Consumer confidence in the United States falls to a seven-month low, sending stocks tumbling.


Consumer confidence in the United States falls to a seven-month low, sending stocks tumbling.

According to a report released Tuesday by The Conference Board, consumer confidence in the United States fell to a seven-month low in September, falling to 109.3 from 115.2 in August.

The Present Situation Index dropped to 143.4 from 148.9. The Expectations Index dropped from 92.8 to 86.6, as well.

Wall Street indices fell on Tuesday as a result of the news, which was accompanied by a rise in Treasury yields.

The Dow Jones Industrial Average was down 1.24 percent at 34,435.78, the S&P 500 was down 1.74 percent at 4,365.75, and the Nasdaq was down 2.51 percent at 14,593.71.

Consumer confidence in the United States has dropped to a seven-month low (September)

“Delta variant & inflation” were the official reasons.

Americans are well-versed in the subject. We have a president and a vice president who are absolutely out of touch and look to be intentionally working to bring our country down.

People still can’t decide whether to insert the chip or touch their credit cards while checking out, causing consumer confidence to plummet to 7-month lows in the United States.

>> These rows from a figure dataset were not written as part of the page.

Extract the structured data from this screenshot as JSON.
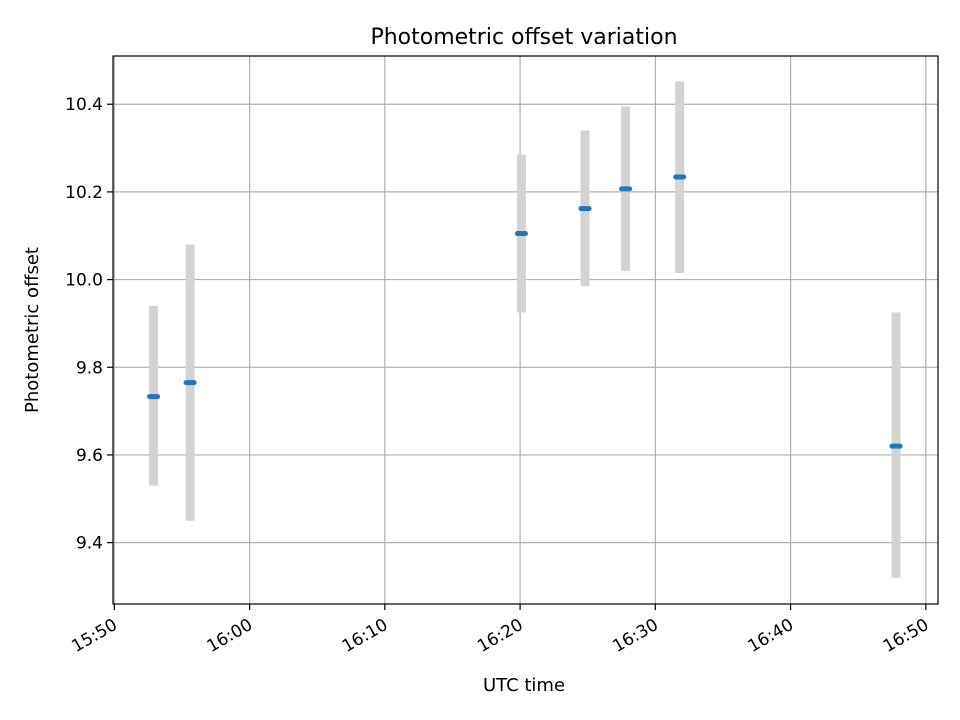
{
  "chart_data": {
    "type": "scatter",
    "title": "Photometric offset variation",
    "xlabel": "UTC time",
    "ylabel": "Photometric offset",
    "x_ticks": [
      "15:50",
      "16:00",
      "16:10",
      "16:20",
      "16:30",
      "16:40",
      "16:50"
    ],
    "y_ticks": [
      "9.4",
      "9.6",
      "9.8",
      "10.0",
      "10.2",
      "10.4"
    ],
    "xlim": [
      "15:49.9",
      "16:50.9"
    ],
    "ylim": [
      9.26,
      10.51
    ],
    "grid": true,
    "points": [
      {
        "x": "15:52.9",
        "y": 9.733,
        "yerr_low": 9.53,
        "yerr_high": 9.94
      },
      {
        "x": "15:55.6",
        "y": 9.765,
        "yerr_low": 9.45,
        "yerr_high": 10.08
      },
      {
        "x": "16:20.1",
        "y": 10.105,
        "yerr_low": 9.925,
        "yerr_high": 10.285
      },
      {
        "x": "16:24.8",
        "y": 10.162,
        "yerr_low": 9.985,
        "yerr_high": 10.34
      },
      {
        "x": "16:27.8",
        "y": 10.207,
        "yerr_low": 10.02,
        "yerr_high": 10.395
      },
      {
        "x": "16:31.8",
        "y": 10.234,
        "yerr_low": 10.015,
        "yerr_high": 10.452
      },
      {
        "x": "16:47.8",
        "y": 9.62,
        "yerr_low": 9.32,
        "yerr_high": 9.925
      }
    ],
    "point_color": "#1f77b4",
    "errorbar_color": "#d3d3d3"
  }
}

Consumer confidence in the United States has dropped for the third month in a row as inflation continues to rise. It will be fascinating to watch how much (if at all) the rise in yields affects investor sentiment. #TINA #TINA #TINA #TINA #TINA #TINA #TINA N.B. Conference Board led $SPX with r2 =0.935 pic prior to #Covid liquidity injection.

The fall, according to Lynn Franco, senior director of economic indicators at The Conference Board, is mostly due to fears about the Delta variant, as well as concerns about the economy and short-term growth. The desire to purchase a home, a car, or a large appliance is waning.

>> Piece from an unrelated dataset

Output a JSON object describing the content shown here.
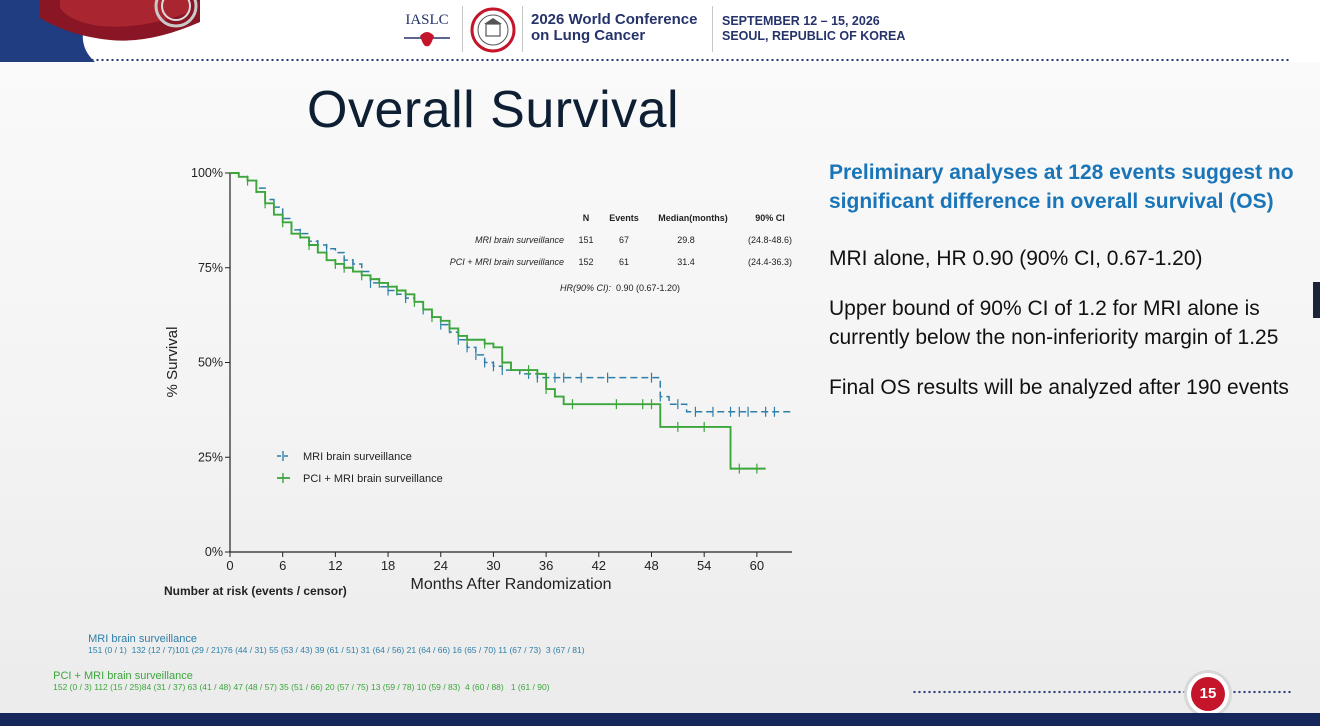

“Short-term inflation fears have subsided slightly, but they remain significant. Consumer confidence is still high by historical standards, which should sustain continued growth in the near term, although the Index has dropped 19.6 points from its recent high of 128.9 in June. These consecutive declines indicate that customers have become more cautious and are likely to reduce spending in the future,” Franco added.

Consumers’ perceptions of current business circumstances deteriorated in September, with 19.3 percent rating them as “good,” down from 20.2 percent in August, and 25.4 percent rating them as “poor,” up from 24.1 percent in August.

Consumer confidence in the United States was 109.3 in September, compared to 114.5 predicted.

Consumers have mixed feelings about the present labor market, with 55.9% saying jobs are “abundant,” up 1.3 percent since August, and 13.4% saying jobs are “hard to come by,” up from 11.2 percent.

Consumers’ confidence in the. Brief News from Washington Newsday.